Donté apartó lentamente su mano izquierda del cristal, lo mismo que Roberta, que dejó el teléfono en la repisa y se sacó del bolsillo una hoja de papel. A partir del mostrador de entrada estaba prohibido llevar bolso. Desdobló el papel y cogió el teléfono.

– Donté -dijo-, esto es una lista de las personas que han llamado o han pasado preguntando por ti. Les había prometido que te lo comunicaría.

Donté asintió con la cabeza e intentó sonreír. Roberta leyó los nombres: vecinos, amigos de toda la vida, de la misma calle, compañeros de clase, feligreses queridos y algunos parientes lejanos. Donté escuchaba en silencio, aunque se le veía distraído. Roberta siguió leyendo. Añadía a cada nombre un comentario o una anécdota sobre la persona.

La siguiente fue Andrea. Cumplido el ritual de las manos, describió el incendio de la iglesia baptista, la tensión en Slone y los temores de que la situación empeorase. Donté parecía contento con la idea de que los suyos ofrecieran pelea.

Hacía años que la familia había aprendido que era importante llegar a la sala de visitas con los bolsillos llenos de monedas. Había máquinas expendedoras por todas las paredes, y los vigilantes entregaban la comida y la bebida a los presos durante las visitas. Donté había perdido mucho peso en la cárcel, pero le volvían loco unos bollos de canela muy glaseados. Mientras Roberta y Andrea se ocupaban de la primera tanda de visitas, Marvin compró dos bollos y un refresco, y Ruth se los llevó a Donté. La comida basura lo animó.

Mientras Cedric leía el periódico cerca de la sala de abogados, el director salió a saludarlo amablemente. Quería comprobar que todo funcionaba bien, y que en su cárcel todo iba sobre ruedas.

– ¿Puedo ayudar en algo? -preguntó, como si se acercaran las elecciones.

Se esforzaba mucho por dar una imagen comprensiva. Cedric se levantó, reflexionó un poco y luego exteriorizó su enfado.

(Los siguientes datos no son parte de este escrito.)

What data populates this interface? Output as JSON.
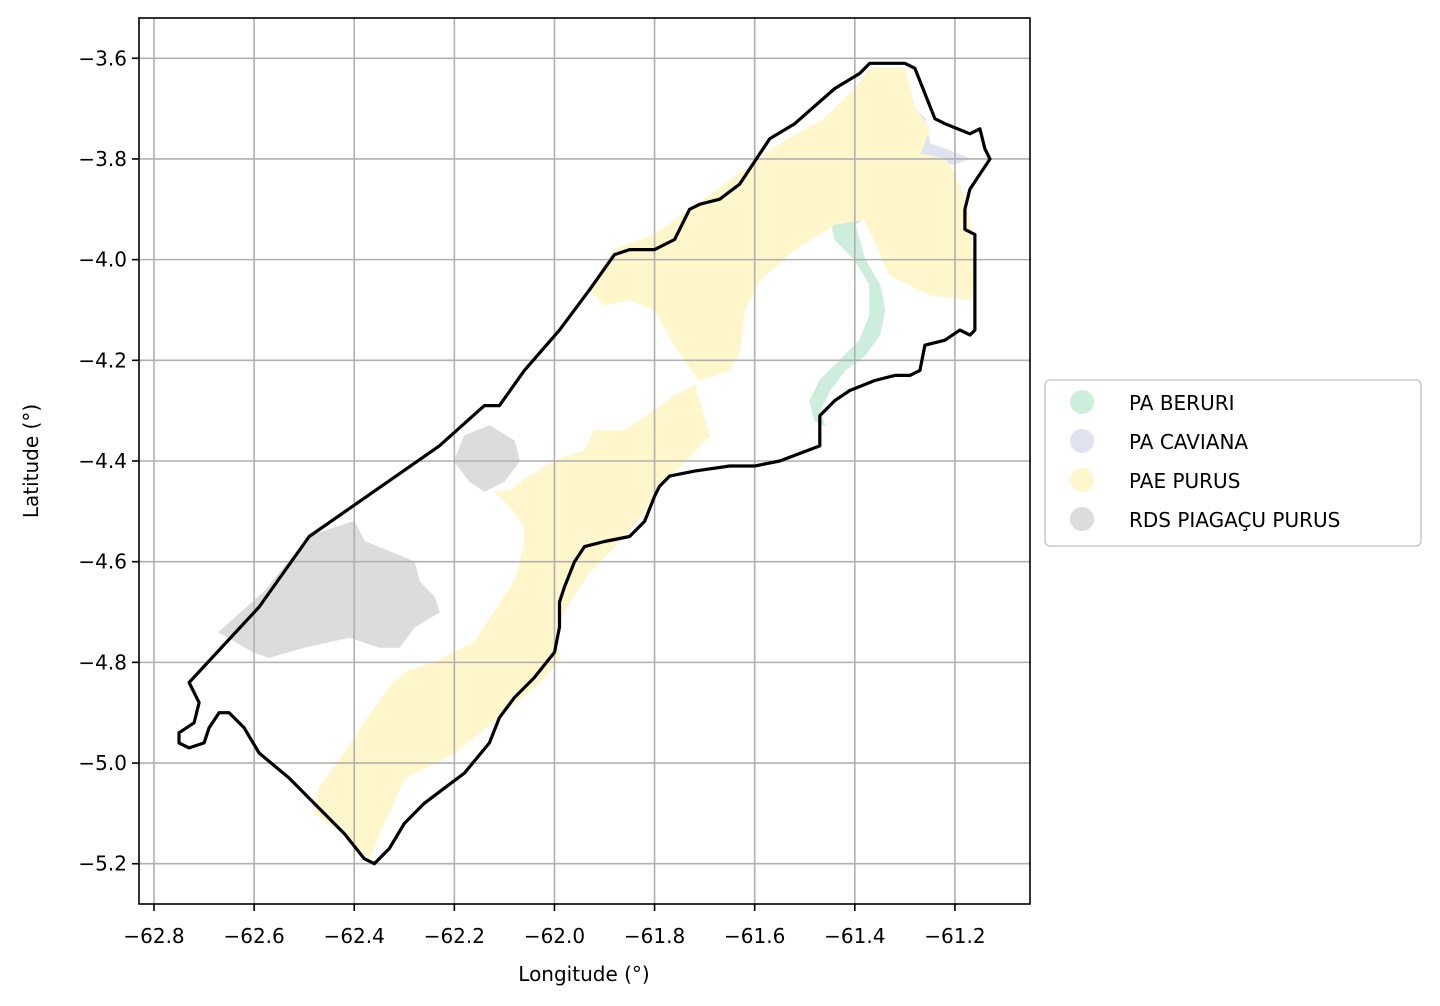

– ¿Me toma el pelo? Está a punto de acabar con la vida de mi hermano por algo que no hizo y ahora me viene con la chorrada de que quiere ayudar.

– Nos limitamos a hacer nuestro trabajo.

Ruth se estaba acercando.

– Mentira, a menos que su trabajo les permita matar a gente inocente. Si quiere ayudar, pare esa ejecución de mierda.

Marvin se interpuso entre los dos.

– No perdamos la calma -dijo.

El director se apartó y dijo algo a Ruth, con quien habló en tono serio al ir hacia la puerta. No tardó en irse.

El Tribunal Penal de Apelación de Texas (TPAT) tiene competencia exclusiva en los casos de asesinato castigados con la muerte, y es el tribunal de última instancia en ese estado antes de que un preso pase a la justicia federal. Tiene nueve miembros, todos electos, y todos con el requisito de presentarse en el ámbito estatal. En 2007 aún se ceñía a una regla tan arcaica como que todas las alegaciones, peticiones, apelaciones, documentos y demás tuvieran que presentarse en papel. De presentación electrónica, nada de nada: tinta negra sobre papel blanco, a toneladas. Cada presentación de un documento tenía que incluir doce copias, una por juez, una para el escribano, otra para el secretario y otra para el archivo oficial.